Wandering in the Desert
I used to read the bible. I used to read it everyday. One part that always made me mad, was the part about how God set the Israelites free from the reign of pharroh. God showed his kids many many amazing miracles. He even parted the seas for their safe journey. Incredible right. Well when they crossed the river, he even supplied them with mannah from heaven.
It fell from the heaven just for them. I always thought that they were so stupid. They had seen so many amazing signs and wonders. They had been from the pit of despair to the top of the mountain, But then they turned their back on God. They walked away. They ended up wandering the desert for 40 years.
They made me so mad. Why the hell did they walk away? God showed them so much for crying out loud. Why would they rather serve a golden calf than a God that had taken them away from slavery.
Then I realized that I am like these people. God has given me so much, he set me free from my captives, he provided away across the sea, he blessed me with mannah from heaven. And where am I now? I chose to be back in slavery. I have chosen to wander this horrible desert for 40 years.

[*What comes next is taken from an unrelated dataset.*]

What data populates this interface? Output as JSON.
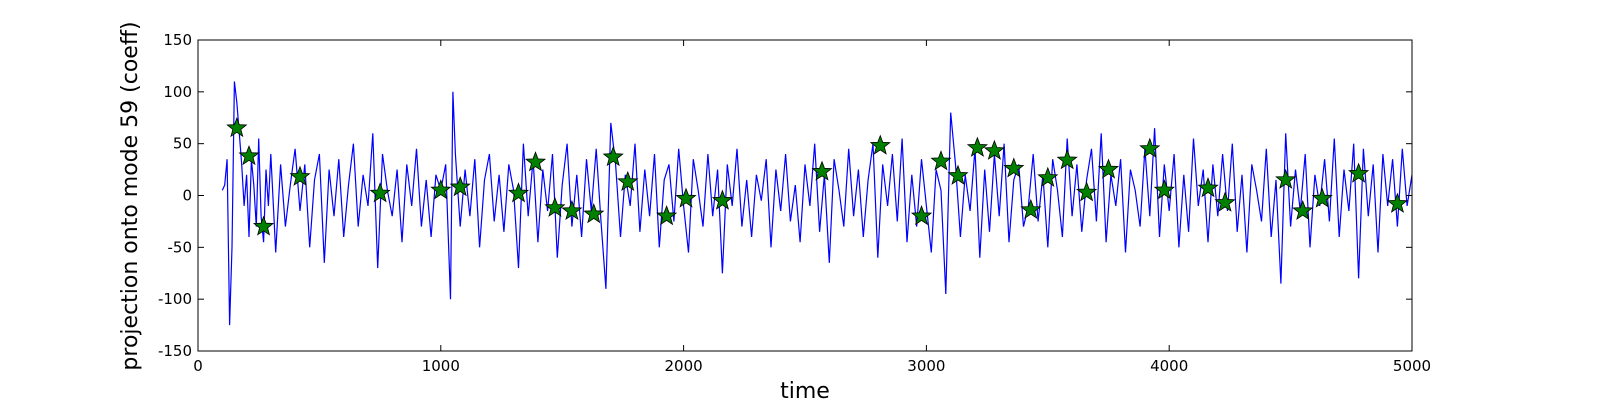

And why? All because I am stubborn. Too stubborn to admit that I am wrong. Too stubborn to admit that I am lost, scared, alone. So I continue to wander in this darkness…waiting for what? Waiting for an epiphany? A revelation? What if I continue wandering in this desert and they never come? How long will I wander for? 40 years is a long time. Will I ever see the promise land?
Do I deserve to see the promised land?